Decades in the making, the Smithsonian’s National Museum of African American History and Culture finally opened on the National Mall in Washington, D.C. on September 24th, 2016. Davis Brody Bond’s principal, J. Max Bond, received the commission in the late 1990s and helped devise the museum’s Master Facility Planning and Program Study. In April 2009, David Adjaye and Philip Freelon won an international competition to become lead designer and architect, respectively, with their team Freelon Adjaye Bond/SmithGroupJJR. Construction broke ground in 2012.
“It has been a dream commission,” said David Adjaye, “finally putting a building on the Mall in recognition of the contribution of the African-American community to the definition of America. I can only hope that the project also carries the broadest relevance, to become something which contributes specifically to the discourse of American architecture, international museum design, and the cultural exchange between human beings.”
Both African and African-American cultural influences are incorporated into the architecture of the nine-story building, which has four levels below ground. Its corona was inspired by Yoruban three-tiered crowns and is wrapped with a metal lattice Adjaye created to honor the ironwork craft that slaves developed in the American South. The main entrance references the front porches of African and Caribbean homes.

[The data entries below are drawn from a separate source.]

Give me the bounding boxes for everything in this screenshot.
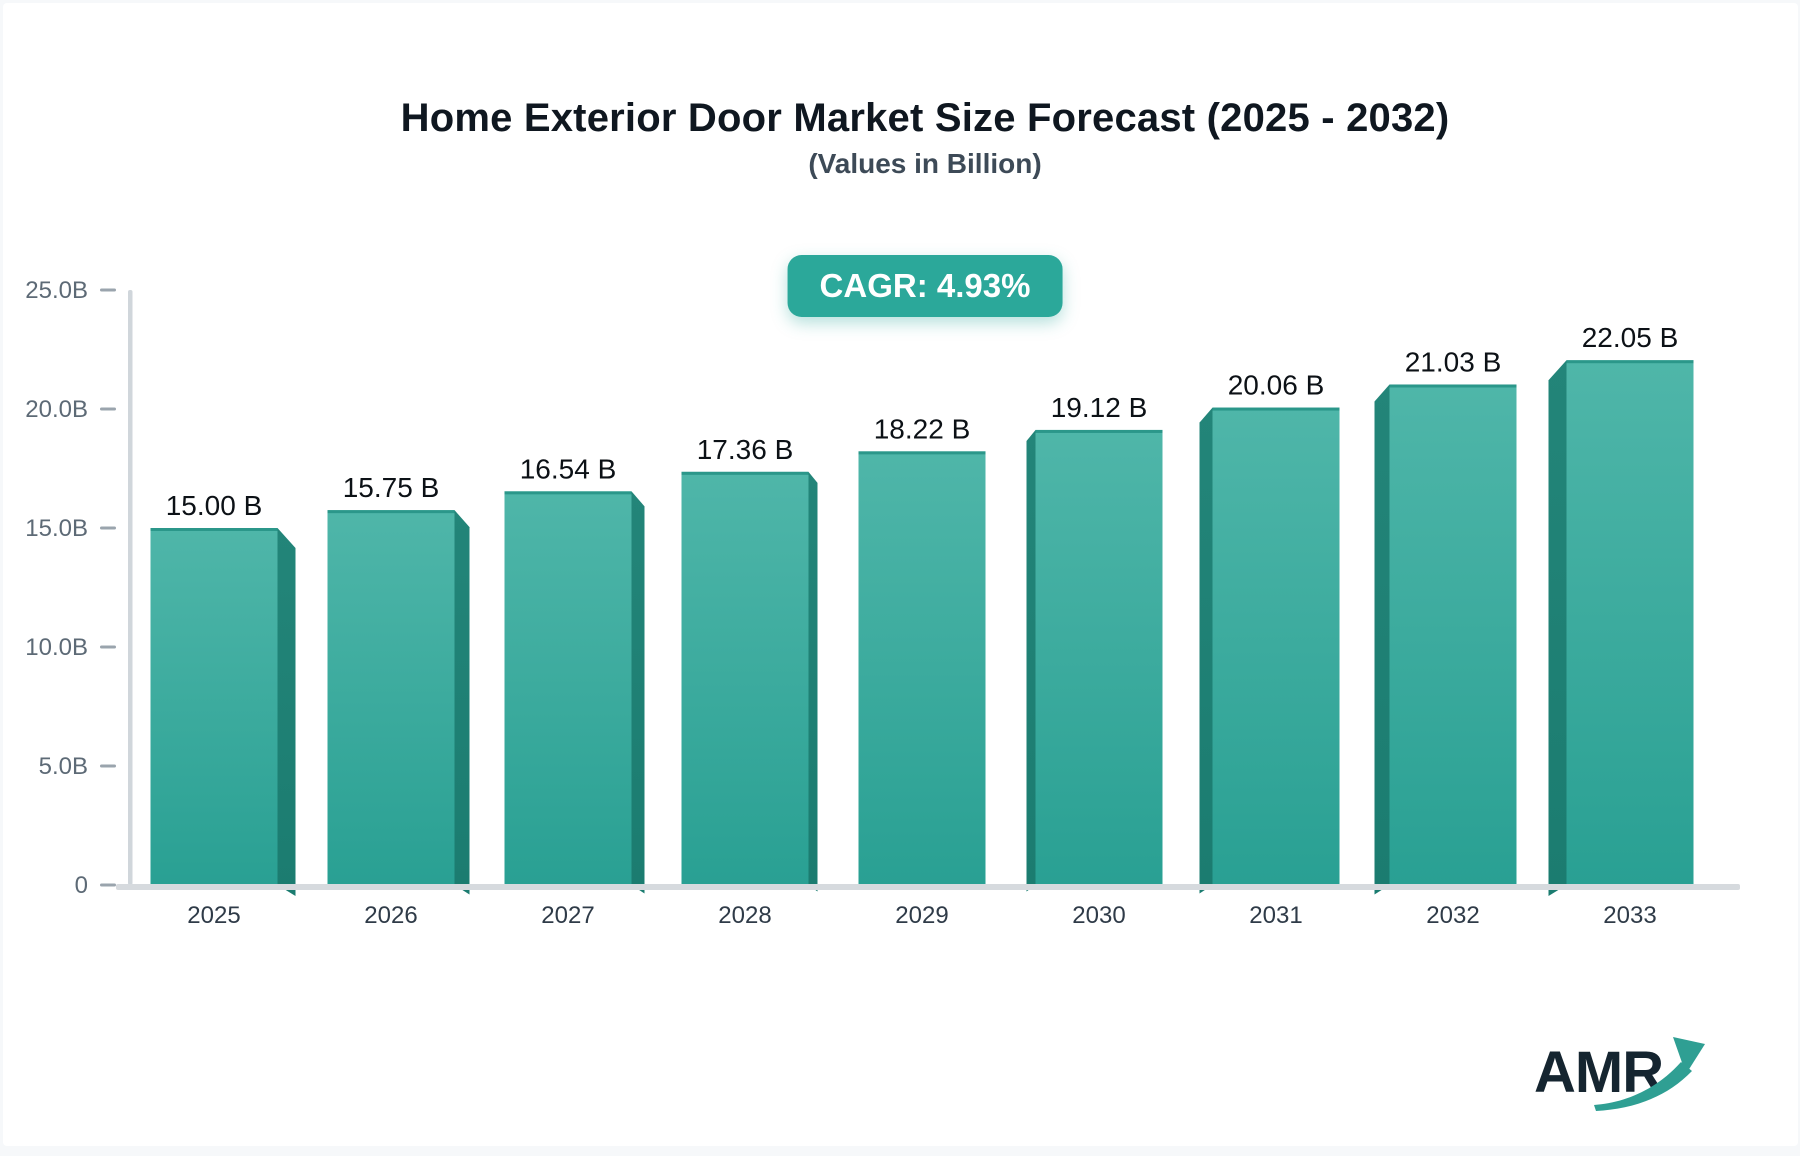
- y-tick-label: 10.0B: [25, 634, 88, 661]
- bar-side-panel: [1374, 384, 1390, 895]
- bar-value-label: 17.36 B: [697, 434, 794, 465]
- cagr-badge: CAGR: 4.93%: [787, 255, 1063, 317]
- y-tick-mark: [100, 288, 116, 292]
- bar-top-edge: [150, 528, 278, 531]
- bar: [150, 528, 278, 885]
- x-tick-label: 2029: [895, 902, 948, 929]
- x-axis-baseline: [116, 884, 1740, 890]
- y-tick-mark: [100, 764, 116, 768]
- y-tick-mark: [100, 407, 116, 411]
- bar-side-panel: [277, 528, 296, 896]
- logo-growth-arrow-icon: [1594, 1037, 1705, 1111]
- bar-top-edge: [681, 471, 809, 475]
- bar-side-panel: [1026, 429, 1036, 892]
- x-tick-label: 2033: [1603, 902, 1656, 929]
- bar-value-label: 15.00 B: [166, 490, 263, 521]
- x-tick-label: 2031: [1249, 902, 1302, 929]
- bar-side-panel: [631, 491, 645, 894]
- y-tick-label: 15.0B: [25, 515, 88, 542]
- x-tick-label: 2030: [1072, 902, 1125, 929]
- x-tick-label: 2028: [718, 902, 771, 929]
- chart-title: Home Exterior Door Market Size Forecast …: [400, 96, 1450, 140]
- amr-logo: AMR: [1534, 1037, 1705, 1111]
- bar-top-edge: [327, 510, 455, 514]
- x-tick-label: 2026: [364, 902, 417, 929]
- bar-value-label: 18.22 B: [874, 413, 971, 444]
- y-tick-label: 5.0B: [39, 753, 88, 780]
- bar: [1389, 384, 1517, 885]
- bar-value-label: 19.12 B: [1051, 392, 1148, 423]
- bar-side-panel: [1199, 407, 1213, 894]
- y-tick-mark: [100, 883, 116, 887]
- bar: [504, 491, 632, 885]
- bar-top-edge: [504, 491, 632, 495]
- bar: [858, 451, 986, 885]
- y-tick-label: 0: [75, 872, 88, 899]
- y-tick-mark: [100, 526, 116, 530]
- bar-top-edge: [1035, 429, 1163, 433]
- bar: [1035, 429, 1163, 885]
- y-axis-line: [128, 290, 133, 885]
- bar: [681, 471, 809, 885]
- bar-value-label: 16.54 B: [520, 453, 617, 484]
- bar: [327, 510, 455, 885]
- chart-subtitle: (Values in Billion): [808, 148, 1042, 179]
- x-tick-label: 2032: [1426, 902, 1479, 929]
- bar-value-label: 15.75 B: [343, 472, 440, 503]
- bar-value-label: 20.06 B: [1228, 370, 1325, 401]
- y-tick-label: 20.0B: [25, 396, 88, 423]
- bar-side-panel: [808, 471, 818, 892]
- bar-top-edge: [1212, 407, 1340, 411]
- bar-value-label: 21.03 B: [1405, 346, 1502, 377]
- bar-top-edge: [1389, 384, 1517, 388]
- y-tick-label: 25.0B: [25, 277, 88, 304]
- bar-side-panel: [1548, 360, 1567, 897]
- y-tick-mark: [100, 645, 116, 649]
- bar-value-label: 22.05 B: [1582, 322, 1679, 353]
- bar: [1566, 360, 1694, 886]
- x-tick-label: 2027: [541, 902, 594, 929]
- x-tick-label: 2025: [187, 902, 240, 929]
- bar-top-edge: [858, 451, 986, 455]
- bar-side-panel: [454, 510, 470, 895]
- bar: [1212, 407, 1340, 885]
- bar-top-edge: [1566, 360, 1694, 364]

Davis Brody Bond designed over 60% of the museum’s 400,000 square foot program, including its curatorial and collection spaces. “We are both humbled and honored to collaborate on a project which demands excellence on every level,” says DBB’s Washington office director Rob Anderson. “To be entrusted with designing a museum in America’s front lawn fills everyone with pride. Yet the true credit goes to the people that lived history, along with its caretaker, founding director Dr. Lonnie G. Bunch III. We’ve simply translated his words and vision into a physical space and material.”
African materials feature in the seven-story atrium, with accents of Kenya black marble and bronze trim above terrazzo flooring; the marble reappears in the below-grade Contemplative Court, featuring Bendheim architectural glass with a laminated metal mesh core with perforated metal ceiling tiles. A red oak-floored theater, trimmed in bronze, nestles 350 seats inside Rulon wood and cast GFRG panels. Further exhibition space is provided in back-painted glass cases throughout the cafeteria, dotted with ceramic tile and cherry planter boxes.
Also below grade is the museum’s centerpiece, the 50,000-square-foot History Gallery. DBB specified polished concrete floors, Pyrok Acoustement wall treatment, Baswaphon acoustical plastic ceilings, and glass handrails for the gallery, which is defined by a set of inclining ramps to offer views of 34,000 artifacts—including personal effects of Harriet Tubman and a Tuskegee Airmen training plane.
“It’s a space for discovery,” Adjaye says. “Seeing American history through the lens of the African-American community is really going to surprise and captivate.” Anderson adds, “It’s taken everyone’s efforts to accomplish what you’ve seen to date. We are one firm of many that have contributed to this historic project.”